There might be some assumptions that require the use of MySQL and I do not guarantee that MongoDB works. If someone wants to fix that, feel free.
This module takes the original EFQ query and extends it so you can return those fields that would otherwise be available as if you would write a direct query
This module tries to be an enabler for developers that want to use EFQ because the syntax is quite easy but they don't want to do an entity load as they *know* that the data is only available in the database. This is on their own risk.
This module does not pretend to return entities, nor does EFQ

And it seems that there are enough use cases around to justify the module, knowing these constraints I feel ok in having this module out in the open.

chx’s picture

Title: Vet the use cases of this module and discuss alternative solutions where appropriate » The whole module is broken and invalid
Category: task » bug
Priority: Normal » Critical
Status: Closed (works as designed) » Active

Enough of this! People retitle and close one of the most important issues in years. It's important because as #23 shows, even Acquia engineers have no effin clue about what entities are, how they work, how they should work. And so who does?

> There might be some assumptions that require the use of MySQL

Like you are calling the methods of a DBTNG Select object? Yes it is my fault that some of the SQL code got mixed into the EntityFieldQuery class itself but that doesn't mean this "some assumptions" when you mean "this module is messing with SQL directly".

> If someone wants to fix that, feel free.

I already won't fixed the mongodb issue. And it's a can't fix really.

> This module tries to be an enabler for developers that want to use EFQ because the syntax is quite easy but they don't want to do an entity load as they *know* that the data is only available in the database. This is on their own risk.

This is (now) explained, barely on the project page.
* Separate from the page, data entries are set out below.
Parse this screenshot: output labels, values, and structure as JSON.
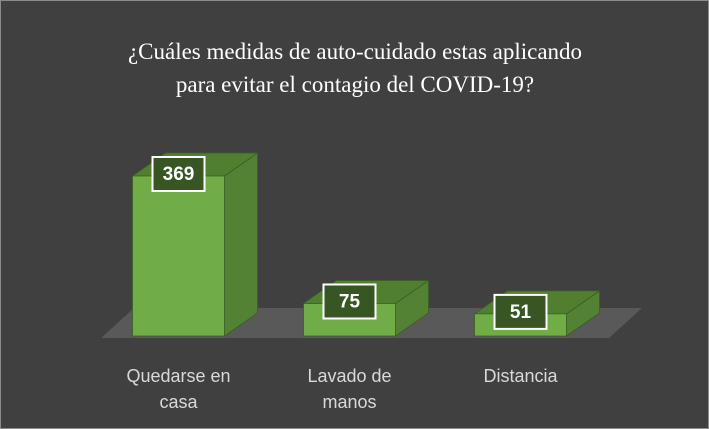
{
  "chart_data": {
    "type": "bar3d",
    "title": "¿Cuáles medidas de auto-cuidado estas aplicando\npara evitar el contagio del COVID-19?",
    "categories": [
      "Quedarse en casa",
      "Lavado de manos",
      "Distancia"
    ],
    "values": [
      369,
      75,
      51
    ],
    "color": "#70ad47"
  }
}
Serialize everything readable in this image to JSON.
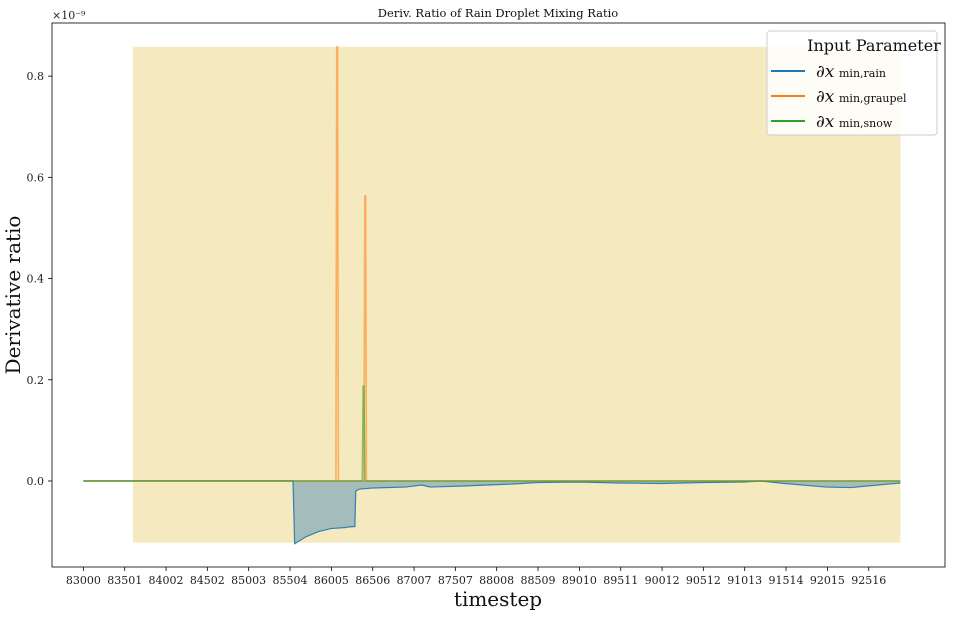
{
  "chart_data": {
    "type": "line",
    "title": "Deriv. Ratio of Rain Droplet Mixing Ratio",
    "xlabel": "timestep",
    "ylabel": "Derivative ratio",
    "y_offset_text": "×10⁻⁹",
    "xlim": [
      82620,
      93440
    ],
    "ylim": [
      -0.17,
      0.905
    ],
    "x_ticks": [
      83000,
      83501,
      84002,
      84502,
      85003,
      85504,
      86005,
      86506,
      87007,
      87507,
      88008,
      88509,
      89010,
      89511,
      90012,
      90512,
      91013,
      91514,
      92015,
      92516
    ],
    "y_ticks": [
      0.0,
      0.2,
      0.4,
      0.6,
      0.8
    ],
    "y_tick_labels": [
      "0.0",
      "0.2",
      "0.4",
      "0.6",
      "0.8"
    ],
    "grid": false,
    "legend": {
      "position": "top-right",
      "title": "Input Parameter",
      "entries": [
        {
          "label": "∂x_min,rain",
          "main": "∂x",
          "sub": "min,rain",
          "color": "#1f77b4"
        },
        {
          "label": "∂x_min,graupel",
          "main": "∂x",
          "sub": "min,graupel",
          "color": "#ff7f0e"
        },
        {
          "label": "∂x_min,snow",
          "main": "∂x",
          "sub": "min,snow",
          "color": "#2ca02c"
        }
      ]
    },
    "highlight_region": {
      "x": [
        83600,
        92900
      ],
      "y": [
        -0.122,
        0.858
      ],
      "color": "#f5e9bf"
    },
    "series": [
      {
        "name": "∂x_min,rain",
        "color": "#1f77b4",
        "fill": true,
        "x": [
          83000,
          85540,
          85560,
          85700,
          85850,
          86000,
          86180,
          86200,
          86290,
          86300,
          86320,
          86330,
          86350,
          86500,
          86900,
          87100,
          87200,
          87600,
          88200,
          88500,
          89000,
          89500,
          90000,
          90500,
          91000,
          91200,
          91500,
          92000,
          92300,
          92500,
          92900
        ],
        "y": [
          0,
          0,
          -0.124,
          -0.11,
          -0.1,
          -0.094,
          -0.092,
          -0.091,
          -0.09,
          -0.02,
          -0.018,
          -0.017,
          -0.016,
          -0.014,
          -0.012,
          -0.008,
          -0.012,
          -0.01,
          -0.006,
          -0.003,
          -0.002,
          -0.004,
          -0.005,
          -0.003,
          -0.002,
          0.0,
          -0.005,
          -0.012,
          -0.013,
          -0.01,
          -0.004
        ]
      },
      {
        "name": "∂x_min,graupel",
        "color": "#ff7f0e",
        "x": [
          83000,
          86060,
          86070,
          86080,
          86090,
          86100,
          86400,
          86410,
          86420,
          86430,
          86440,
          92900
        ],
        "y": [
          0,
          0,
          0.858,
          0.858,
          0.0,
          0,
          0,
          0.563,
          0.563,
          0.0,
          0,
          0
        ]
      },
      {
        "name": "∂x_min,snow",
        "color": "#2ca02c",
        "x": [
          83000,
          86380,
          86390,
          86400,
          86410,
          86420,
          92900
        ],
        "y": [
          0,
          0,
          0.187,
          0.187,
          0.0,
          0,
          0
        ]
      }
    ]
  }
}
Much stronger wording is needed, I will get back to this.

> This module does not pretend to return entities, nor does EFQ

o_O What? EntityFieldQuery returns, as much as it was possible in Drupal 7, the identifiers of the entities. You can hardly do anything with that data but to entity_load it. (Yes, you can use the keys directly to store or retrieve some reference to the entities too, but that's beyond the point) So you took a class that worked with entities, abused the query builder out of it and that's it.

What about adding this to the top of the project page:

This module abuses EntityFieldQuery to return data from your database. It does not work with entities or any modules that build on them.

jcisio’s picture

#24 When Drupal added the Fast 404 pages features, did it add a warning like: "All modules that use hook_menu are broken and invalid. They could not declare paths ending with .css or .js etc.". Even it is not enabled by default, it a "broken feature" in the same manner as EFQEF with your saying.

All optimizations are done with a trade-off. This module is not an exception.

Nick_vh’s picture

Title: The whole module is broken and invalid » Vet the use cases of this module and discuss alternative solutions where appropriate
Nick_vh’s picture

@chx, Added that line to the project page.

chx’s picture

Status: Active » Fixed

Then let's call this fixed although the (repeated) insistence of "There might be some assumptions that require the use of MySQL " still worry me quite a lot.

Nick_vh’s picture

Maybe to clear that out, there is no such thing in the codebase of this module that I know of or am aware of that would bind this to mysql only. Please point us to where this would be in the code. I'm happy to add some code comments that there is a mysql-only hack or so. I did this with the best intentions and to be as non-hacky as possible to reach my goals.

That said, I'm happy to learn every day and understand the limitations when it comes to other db systems. However, it needs to be constructive and I still don't like how this was brought up. Let's move to the next page because such discussions don't serve any purpose here.

Status: Fixed » Closed (fixed)

Automatically closed -- issue fixed for 2 weeks with no activity.

chx’s picture

Ah, I didnt see #29, so it's specific to MySQL, sorry, it's specific to SQL which is bad enough.